If the government’s decides to go for a JPC, it would be the fifth. Until two days ago, Congress leaders were privately ruling out the possibility of a JPC. “Some government rule has to be broken for a JPC to be set up,” a minister had said. “If hard facts surface about betting and money laundering, the move to set up a JPC could gain momentum.”
On Friday, the government adopted a more nuanced approach after a combined Opposition stalled proceedings in both Houses of Parliament.
“A decision in the matter has to be taken with due diligence and consideration, and I will convey your sentiments to the Prime Minister. Let us wait for some time,” Mukherjee told the Lok Sabha on Friday.
Is the government trying to buy time and ensure that Parliament gets back on track next week for the vote on the budget by keeping the JPC option open? The pros and cons of setting up a JPC would include addressing a host of issues.
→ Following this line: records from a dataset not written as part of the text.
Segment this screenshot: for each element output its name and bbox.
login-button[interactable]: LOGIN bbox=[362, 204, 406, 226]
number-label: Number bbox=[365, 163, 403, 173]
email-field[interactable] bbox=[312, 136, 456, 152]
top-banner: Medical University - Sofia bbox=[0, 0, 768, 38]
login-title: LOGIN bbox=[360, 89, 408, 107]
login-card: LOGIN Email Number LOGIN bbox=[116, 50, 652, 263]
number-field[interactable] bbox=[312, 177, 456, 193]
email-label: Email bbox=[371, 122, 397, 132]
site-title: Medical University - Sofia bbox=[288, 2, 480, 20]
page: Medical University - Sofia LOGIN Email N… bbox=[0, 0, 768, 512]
The panel would include NCP members creating a situation where they would be looking into the role of their leaders in the controversy.
Further, will the NCP ministers have to resign pending the JPC probe?
And would the setting up of a JPC not amount to admitting that there was something amiss in the NCP leaders’ role in the IPL controversy when privately Congress leaders say that there is no evidence so far. Given this, will Pawar agree to a JPC?
There are questions also on what will happen to the ongoing investigations.
The big question then is how a JPC will help? “At present the heat is on the Congress’s ally, the NCP, and therefore also on the government. A JPC will help the government take the heat off.
Also, if a JPC probe is on, the government does not have to react. On its part, the Opposition can claim having scored a political point that the panel was set up at its behest.
The disadvantage for it will be that it won’t be able to raise the issue in Parliament,’’ said a government official.
Earlier, Leader of Opposition Sushma Swaraj told the Lok Sabha that the IPL controversy was getting “more serious by the day” and a JPC probe should be ordered “to save the dignity of the House and to bring to light the whole issue”.
JD-U’s Sharad Yadav alleged that “illegal money” from both Mauritius and Swiss banks had been invested in IPL while CPM’s Basudeb Acharia said that the IPL matter was “much bigger” than the 1992 securities scam and CPI’s Gurudas Dasgupta termed it the “most serious fraud” since Independence.
In the Rajya Sabha BJP’s S S Ahluwalia raised the issue. The Lok Sabha witnessed two adjournments on Friday, while the Upper House was adjourned for the day amidst slogan shouting by Opposition members.
“Daal me kala zaroor hai, aur kitne Tharoor hain” (there is something fishy, how many more Tharoors are there), was one such slogan.